The Organization for Economic Cooperation and Development conducted the survey among the OECD's 34 member nations as well as in 41 partner economies in 2009. The results show Asians did exceptionally well. The 15-year-old students were evaluated in reading, mathematics and science.
Improved school curricula and teachers' training are being cited as the reasons for the top peformer's success. China's boomtown Shanghai's success in topping the list is the result of recent changes in the school curriculum, the OECD claims. Students are given more choice in what they study. In Shanghai, teachers from the high-achieving schools are regularyly sent to schools with lower scores to improve the latter's performance. Apparently, the city has even reformed college entrance examinations to put more emphasis on the handling of information rather than on learning things by rote.
Factors still to be examined
The true picture may be less rosy.
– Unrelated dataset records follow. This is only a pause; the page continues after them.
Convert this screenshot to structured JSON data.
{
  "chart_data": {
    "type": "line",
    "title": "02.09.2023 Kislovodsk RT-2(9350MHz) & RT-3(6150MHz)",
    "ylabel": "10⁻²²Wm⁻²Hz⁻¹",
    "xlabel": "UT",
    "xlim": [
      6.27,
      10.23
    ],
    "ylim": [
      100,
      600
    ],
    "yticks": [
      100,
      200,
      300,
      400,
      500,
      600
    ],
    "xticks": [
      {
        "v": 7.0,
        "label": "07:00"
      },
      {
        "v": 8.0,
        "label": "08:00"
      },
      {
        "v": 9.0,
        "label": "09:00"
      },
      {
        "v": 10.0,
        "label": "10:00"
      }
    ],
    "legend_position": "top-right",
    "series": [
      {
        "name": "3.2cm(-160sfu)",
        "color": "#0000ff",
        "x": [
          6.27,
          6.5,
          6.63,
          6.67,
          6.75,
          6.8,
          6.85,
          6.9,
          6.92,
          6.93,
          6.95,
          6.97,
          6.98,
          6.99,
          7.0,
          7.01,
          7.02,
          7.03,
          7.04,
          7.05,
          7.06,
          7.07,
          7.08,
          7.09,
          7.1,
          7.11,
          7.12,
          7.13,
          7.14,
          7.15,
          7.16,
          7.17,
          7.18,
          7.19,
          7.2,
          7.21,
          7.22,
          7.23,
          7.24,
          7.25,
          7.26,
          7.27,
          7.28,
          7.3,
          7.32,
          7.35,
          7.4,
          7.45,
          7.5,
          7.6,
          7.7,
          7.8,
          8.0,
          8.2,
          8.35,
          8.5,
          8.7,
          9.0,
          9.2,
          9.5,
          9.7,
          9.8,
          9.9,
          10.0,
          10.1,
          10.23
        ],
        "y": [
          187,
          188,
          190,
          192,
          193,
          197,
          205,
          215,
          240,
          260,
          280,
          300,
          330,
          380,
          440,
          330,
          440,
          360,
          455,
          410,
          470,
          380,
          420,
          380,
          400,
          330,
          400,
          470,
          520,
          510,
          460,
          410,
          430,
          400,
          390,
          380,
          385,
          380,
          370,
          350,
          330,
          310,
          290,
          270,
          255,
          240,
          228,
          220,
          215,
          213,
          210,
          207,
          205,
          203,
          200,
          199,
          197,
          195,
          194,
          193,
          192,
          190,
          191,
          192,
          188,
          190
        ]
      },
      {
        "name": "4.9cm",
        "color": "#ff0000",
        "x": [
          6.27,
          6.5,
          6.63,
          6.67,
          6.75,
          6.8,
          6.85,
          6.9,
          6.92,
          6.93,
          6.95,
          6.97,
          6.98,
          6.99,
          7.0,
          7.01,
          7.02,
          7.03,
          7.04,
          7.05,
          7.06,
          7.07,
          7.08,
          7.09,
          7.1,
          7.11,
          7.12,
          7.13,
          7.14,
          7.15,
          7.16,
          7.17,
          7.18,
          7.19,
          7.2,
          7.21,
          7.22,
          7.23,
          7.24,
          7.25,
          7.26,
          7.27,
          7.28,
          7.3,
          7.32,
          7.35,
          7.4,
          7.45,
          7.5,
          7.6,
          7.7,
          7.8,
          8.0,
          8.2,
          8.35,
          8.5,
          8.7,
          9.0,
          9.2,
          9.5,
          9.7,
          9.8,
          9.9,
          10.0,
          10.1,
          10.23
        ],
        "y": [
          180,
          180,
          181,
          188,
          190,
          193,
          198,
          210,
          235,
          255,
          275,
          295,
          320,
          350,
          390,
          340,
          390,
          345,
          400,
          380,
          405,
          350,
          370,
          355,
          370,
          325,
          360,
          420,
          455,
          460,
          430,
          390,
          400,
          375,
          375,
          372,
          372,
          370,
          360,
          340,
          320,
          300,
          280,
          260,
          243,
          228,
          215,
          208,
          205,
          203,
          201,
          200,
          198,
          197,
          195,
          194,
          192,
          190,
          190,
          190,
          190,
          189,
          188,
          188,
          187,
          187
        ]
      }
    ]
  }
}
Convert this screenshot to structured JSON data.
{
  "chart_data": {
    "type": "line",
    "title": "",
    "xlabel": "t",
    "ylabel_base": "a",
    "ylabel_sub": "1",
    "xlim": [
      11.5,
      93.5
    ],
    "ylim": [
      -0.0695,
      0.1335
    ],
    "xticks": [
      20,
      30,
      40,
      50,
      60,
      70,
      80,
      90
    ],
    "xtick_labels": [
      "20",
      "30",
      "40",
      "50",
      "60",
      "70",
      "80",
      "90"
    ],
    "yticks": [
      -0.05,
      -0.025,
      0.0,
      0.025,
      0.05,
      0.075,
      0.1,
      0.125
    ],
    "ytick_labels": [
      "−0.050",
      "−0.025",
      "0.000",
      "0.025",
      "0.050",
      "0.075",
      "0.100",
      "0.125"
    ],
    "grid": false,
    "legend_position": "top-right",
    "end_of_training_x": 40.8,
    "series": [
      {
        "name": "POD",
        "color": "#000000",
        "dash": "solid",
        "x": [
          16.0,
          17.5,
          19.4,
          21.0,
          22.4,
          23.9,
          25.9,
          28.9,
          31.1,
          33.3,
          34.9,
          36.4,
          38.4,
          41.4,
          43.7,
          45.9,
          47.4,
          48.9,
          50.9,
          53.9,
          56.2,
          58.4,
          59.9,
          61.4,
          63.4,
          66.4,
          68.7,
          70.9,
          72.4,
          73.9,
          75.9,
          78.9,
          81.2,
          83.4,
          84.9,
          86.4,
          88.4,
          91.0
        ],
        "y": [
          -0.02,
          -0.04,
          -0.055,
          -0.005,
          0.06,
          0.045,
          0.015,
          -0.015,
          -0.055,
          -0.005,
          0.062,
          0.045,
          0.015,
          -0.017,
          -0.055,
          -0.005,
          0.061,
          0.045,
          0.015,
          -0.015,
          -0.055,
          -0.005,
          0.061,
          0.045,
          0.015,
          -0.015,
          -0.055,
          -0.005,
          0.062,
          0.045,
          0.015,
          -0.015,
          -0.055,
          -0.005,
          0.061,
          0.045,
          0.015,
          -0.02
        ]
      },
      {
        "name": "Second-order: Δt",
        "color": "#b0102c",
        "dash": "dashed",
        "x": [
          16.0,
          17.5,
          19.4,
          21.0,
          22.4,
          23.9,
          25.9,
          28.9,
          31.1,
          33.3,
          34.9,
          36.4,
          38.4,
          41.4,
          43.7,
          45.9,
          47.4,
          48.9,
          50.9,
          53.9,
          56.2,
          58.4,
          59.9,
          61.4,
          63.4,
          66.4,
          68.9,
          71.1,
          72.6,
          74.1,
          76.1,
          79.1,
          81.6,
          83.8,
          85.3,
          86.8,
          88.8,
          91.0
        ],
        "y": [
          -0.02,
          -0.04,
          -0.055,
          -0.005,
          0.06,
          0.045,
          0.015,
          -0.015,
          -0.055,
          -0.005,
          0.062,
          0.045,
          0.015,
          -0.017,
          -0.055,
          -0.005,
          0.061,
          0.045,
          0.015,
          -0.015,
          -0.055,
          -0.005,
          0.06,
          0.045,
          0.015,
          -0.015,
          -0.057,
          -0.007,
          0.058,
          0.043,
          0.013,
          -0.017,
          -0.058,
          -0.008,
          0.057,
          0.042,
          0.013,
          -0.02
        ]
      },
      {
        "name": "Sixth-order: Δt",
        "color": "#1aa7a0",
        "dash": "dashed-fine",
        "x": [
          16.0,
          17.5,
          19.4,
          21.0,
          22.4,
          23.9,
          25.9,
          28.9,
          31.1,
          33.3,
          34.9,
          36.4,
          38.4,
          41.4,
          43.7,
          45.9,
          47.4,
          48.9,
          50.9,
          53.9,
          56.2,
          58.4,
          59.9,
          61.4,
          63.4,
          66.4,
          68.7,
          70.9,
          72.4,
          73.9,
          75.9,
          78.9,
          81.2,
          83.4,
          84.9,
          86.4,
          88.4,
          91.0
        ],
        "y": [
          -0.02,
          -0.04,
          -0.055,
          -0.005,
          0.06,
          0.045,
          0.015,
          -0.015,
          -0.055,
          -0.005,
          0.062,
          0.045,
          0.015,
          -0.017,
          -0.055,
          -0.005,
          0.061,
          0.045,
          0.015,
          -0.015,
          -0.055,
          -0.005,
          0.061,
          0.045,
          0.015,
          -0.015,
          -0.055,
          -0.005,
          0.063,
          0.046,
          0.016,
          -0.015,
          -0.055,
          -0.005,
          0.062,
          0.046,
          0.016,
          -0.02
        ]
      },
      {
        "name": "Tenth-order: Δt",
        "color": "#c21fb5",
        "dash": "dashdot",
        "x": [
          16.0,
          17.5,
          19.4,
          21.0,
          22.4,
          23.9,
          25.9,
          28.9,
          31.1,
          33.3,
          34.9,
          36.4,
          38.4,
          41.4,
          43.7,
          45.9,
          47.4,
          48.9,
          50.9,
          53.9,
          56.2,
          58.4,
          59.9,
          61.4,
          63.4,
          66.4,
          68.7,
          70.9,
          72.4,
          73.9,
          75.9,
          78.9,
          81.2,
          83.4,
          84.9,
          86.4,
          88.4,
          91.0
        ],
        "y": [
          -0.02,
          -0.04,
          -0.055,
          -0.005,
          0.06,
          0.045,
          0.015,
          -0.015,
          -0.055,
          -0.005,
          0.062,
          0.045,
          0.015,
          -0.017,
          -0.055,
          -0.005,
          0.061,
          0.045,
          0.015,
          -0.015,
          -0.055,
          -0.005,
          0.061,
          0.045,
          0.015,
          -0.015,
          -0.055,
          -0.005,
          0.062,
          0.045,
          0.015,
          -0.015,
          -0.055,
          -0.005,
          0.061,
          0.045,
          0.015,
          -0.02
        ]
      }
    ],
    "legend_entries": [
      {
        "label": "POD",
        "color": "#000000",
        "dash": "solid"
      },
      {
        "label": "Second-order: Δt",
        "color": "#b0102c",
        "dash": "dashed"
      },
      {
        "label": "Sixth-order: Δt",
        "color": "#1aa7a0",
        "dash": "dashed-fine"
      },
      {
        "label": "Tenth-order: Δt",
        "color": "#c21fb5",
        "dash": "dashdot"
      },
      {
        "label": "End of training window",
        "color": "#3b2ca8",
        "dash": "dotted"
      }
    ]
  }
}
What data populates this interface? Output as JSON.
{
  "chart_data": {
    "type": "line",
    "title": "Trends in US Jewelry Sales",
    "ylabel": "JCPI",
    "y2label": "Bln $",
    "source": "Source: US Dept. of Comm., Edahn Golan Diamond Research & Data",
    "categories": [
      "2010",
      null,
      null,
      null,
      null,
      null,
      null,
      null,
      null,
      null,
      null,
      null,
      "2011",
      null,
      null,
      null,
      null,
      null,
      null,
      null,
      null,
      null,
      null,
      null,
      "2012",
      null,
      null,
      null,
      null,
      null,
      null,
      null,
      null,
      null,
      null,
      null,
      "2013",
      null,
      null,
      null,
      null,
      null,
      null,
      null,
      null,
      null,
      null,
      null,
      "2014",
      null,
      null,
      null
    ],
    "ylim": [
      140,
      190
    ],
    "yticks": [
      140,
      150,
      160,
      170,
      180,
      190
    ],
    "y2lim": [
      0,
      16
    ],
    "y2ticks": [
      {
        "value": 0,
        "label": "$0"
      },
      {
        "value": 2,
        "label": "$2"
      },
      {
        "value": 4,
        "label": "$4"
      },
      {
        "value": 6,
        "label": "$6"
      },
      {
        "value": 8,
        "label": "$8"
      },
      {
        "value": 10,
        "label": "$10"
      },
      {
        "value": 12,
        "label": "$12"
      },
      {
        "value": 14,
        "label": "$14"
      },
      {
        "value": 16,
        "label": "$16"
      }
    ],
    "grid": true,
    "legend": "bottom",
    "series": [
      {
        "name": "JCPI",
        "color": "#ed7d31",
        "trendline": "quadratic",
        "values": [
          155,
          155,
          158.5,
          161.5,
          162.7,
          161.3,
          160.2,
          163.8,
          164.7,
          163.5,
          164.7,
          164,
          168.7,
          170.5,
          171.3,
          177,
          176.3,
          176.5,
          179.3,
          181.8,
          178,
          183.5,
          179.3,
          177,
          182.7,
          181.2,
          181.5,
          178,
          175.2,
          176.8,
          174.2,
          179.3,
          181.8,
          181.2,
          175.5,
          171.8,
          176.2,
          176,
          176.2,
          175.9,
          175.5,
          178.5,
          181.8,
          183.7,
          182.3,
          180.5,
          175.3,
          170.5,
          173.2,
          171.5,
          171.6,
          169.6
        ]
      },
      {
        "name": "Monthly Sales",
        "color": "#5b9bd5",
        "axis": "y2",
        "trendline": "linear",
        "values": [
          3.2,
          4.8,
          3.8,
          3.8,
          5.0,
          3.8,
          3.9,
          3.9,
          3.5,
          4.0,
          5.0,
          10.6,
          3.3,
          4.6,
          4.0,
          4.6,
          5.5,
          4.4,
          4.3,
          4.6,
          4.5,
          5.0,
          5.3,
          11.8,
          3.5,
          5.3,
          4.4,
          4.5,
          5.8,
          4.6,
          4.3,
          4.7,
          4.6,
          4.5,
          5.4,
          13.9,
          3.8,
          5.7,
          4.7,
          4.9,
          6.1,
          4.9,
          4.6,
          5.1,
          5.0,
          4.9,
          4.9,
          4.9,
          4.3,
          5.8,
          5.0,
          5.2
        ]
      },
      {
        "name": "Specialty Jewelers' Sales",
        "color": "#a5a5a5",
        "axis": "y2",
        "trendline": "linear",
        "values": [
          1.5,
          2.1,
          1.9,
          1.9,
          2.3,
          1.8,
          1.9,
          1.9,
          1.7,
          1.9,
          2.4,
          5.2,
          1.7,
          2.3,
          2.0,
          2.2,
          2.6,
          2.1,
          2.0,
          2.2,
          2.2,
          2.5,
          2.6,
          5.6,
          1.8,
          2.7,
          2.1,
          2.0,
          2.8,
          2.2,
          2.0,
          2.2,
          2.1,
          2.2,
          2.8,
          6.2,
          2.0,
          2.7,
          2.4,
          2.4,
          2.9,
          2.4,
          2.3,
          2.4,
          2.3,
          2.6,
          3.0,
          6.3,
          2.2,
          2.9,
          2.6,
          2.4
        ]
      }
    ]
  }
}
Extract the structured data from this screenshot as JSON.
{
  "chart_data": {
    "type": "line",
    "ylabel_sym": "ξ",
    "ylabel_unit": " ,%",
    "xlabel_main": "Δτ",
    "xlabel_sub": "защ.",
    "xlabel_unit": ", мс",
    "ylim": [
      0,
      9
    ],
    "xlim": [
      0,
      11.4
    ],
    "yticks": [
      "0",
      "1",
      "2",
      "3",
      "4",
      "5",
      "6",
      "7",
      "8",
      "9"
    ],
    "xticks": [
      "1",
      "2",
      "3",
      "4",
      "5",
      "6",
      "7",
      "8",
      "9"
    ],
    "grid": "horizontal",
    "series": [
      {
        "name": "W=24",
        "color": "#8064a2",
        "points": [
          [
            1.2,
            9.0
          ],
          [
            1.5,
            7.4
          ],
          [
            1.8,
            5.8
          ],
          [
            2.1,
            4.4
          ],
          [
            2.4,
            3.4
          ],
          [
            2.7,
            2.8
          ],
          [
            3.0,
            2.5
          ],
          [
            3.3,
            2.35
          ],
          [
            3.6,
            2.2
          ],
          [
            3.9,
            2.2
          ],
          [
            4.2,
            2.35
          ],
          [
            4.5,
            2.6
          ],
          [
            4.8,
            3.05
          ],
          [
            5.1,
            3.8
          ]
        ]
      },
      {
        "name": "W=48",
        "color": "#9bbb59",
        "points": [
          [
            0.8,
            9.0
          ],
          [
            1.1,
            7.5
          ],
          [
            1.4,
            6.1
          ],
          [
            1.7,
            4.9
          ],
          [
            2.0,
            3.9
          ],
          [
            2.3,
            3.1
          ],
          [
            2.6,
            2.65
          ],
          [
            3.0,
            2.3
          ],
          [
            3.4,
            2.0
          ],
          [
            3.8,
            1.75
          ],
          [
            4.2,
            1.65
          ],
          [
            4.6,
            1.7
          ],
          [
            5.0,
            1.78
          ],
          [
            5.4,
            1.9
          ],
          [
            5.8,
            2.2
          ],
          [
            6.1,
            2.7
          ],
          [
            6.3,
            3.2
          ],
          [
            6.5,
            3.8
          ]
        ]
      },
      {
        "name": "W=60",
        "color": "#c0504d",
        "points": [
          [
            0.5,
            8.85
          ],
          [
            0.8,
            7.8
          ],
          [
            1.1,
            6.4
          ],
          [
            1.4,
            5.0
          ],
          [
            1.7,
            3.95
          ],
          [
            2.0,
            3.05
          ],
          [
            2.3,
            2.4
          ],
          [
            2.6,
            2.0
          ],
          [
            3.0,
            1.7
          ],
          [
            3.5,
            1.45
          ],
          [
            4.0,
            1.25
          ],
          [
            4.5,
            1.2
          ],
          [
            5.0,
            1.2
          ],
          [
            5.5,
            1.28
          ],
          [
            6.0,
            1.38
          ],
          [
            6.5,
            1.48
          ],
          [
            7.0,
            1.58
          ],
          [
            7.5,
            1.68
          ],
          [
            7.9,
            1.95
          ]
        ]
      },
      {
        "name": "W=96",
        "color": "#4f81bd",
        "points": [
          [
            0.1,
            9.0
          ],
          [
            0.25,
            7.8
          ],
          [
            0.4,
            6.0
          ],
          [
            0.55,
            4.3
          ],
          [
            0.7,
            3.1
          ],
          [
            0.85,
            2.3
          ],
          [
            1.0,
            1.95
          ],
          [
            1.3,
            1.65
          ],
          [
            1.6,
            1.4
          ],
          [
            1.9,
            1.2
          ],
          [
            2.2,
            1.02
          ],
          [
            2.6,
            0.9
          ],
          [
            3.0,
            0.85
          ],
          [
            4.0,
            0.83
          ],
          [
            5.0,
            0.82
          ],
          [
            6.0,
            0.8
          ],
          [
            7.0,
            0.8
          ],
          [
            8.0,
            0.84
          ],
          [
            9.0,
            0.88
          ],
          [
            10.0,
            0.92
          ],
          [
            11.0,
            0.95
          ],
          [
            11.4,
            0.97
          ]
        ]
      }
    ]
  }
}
Shanghai is a single city, whereas other countries are judged as a whole. The Program for International Student Assessment (PISA) claims that the study proves that low national income "is not incompatible" with good educational performance. Whether within the country or in comparison with other countries, it is the relative income that usually makes the difference. And as the OECD itself has announced, the more specific social, economic and cultural factors behind Asia's success are still to be examined.
Goals, ways and means
Tao Hongkai, an education expert from Wuhan, China, told the AFP news agency in Beijing that grades still remained the sole criteria for judging the performance of a child or student in China - obedience and high grades.
South Korea spends more than any other OECD country on private education, but spends relatively little on public education, which widens the gap between high and low achievers. And Korean students participate in the PISA test in the spirit of the Olympics: they must get the gold for their country.
It might well be that academic performance should and cannot be the most important criterion if the ultimate goal of education is to shape a complete human being and a responsible citizen.